Emissões de GEE brasileiras apontam crescimento

O período de reduções drásticas nas emissões brasileiras de gases de efeito estufa (GEE) pode estar no fim, como apontam os documentos da Análise do Panorama Atual de Emissões Brasileiras – Tendências e Desafios, do Observatório do Clima, elaborados a partir de seu Sistema de Estimativa de Emissão de Gases de Efeito Estufa (SEEG).
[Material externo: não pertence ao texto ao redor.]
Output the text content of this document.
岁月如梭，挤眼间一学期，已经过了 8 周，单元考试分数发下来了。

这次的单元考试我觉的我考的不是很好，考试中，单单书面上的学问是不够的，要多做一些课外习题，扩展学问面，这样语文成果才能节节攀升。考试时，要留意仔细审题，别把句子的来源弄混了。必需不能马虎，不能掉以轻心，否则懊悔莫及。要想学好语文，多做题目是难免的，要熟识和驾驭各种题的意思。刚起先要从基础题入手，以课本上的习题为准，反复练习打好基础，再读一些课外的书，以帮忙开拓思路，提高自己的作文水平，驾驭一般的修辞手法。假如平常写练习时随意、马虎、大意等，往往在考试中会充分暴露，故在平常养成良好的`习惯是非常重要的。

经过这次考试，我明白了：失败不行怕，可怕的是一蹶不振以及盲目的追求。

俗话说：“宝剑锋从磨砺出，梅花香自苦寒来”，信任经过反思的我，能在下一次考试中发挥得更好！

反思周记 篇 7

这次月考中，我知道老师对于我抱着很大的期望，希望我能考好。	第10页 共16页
A queda de mais de 70% nas taxas de desmatamento na Amazônia, que ajudaram o Brasil a baixar sua participação nas emissões globais de 6,2% em 2004 para 2,9% em 2012, colocou o país em boa posição para iniciar as discussões do novo acordo global de clima, que irá substituir o Protocolo de Quioto depois de 2020. Em 2012, as emissões globais aumentaram 7%. Mas as estimativas geradas pelo Observatório do Clima apontam uma clara tendência de crescimento nas emissões de GEE dos setores de energia, transportes, agropecuária, indústria e resíduos sólidos. E vale ressaltar que as estimativas do Observatório do Clima ainda não captam o aumento do desmatamento na Amazônia no ano passado. Há portanto, uma forte indicação de que podemos chegar a 2020 com emissões em ascensão.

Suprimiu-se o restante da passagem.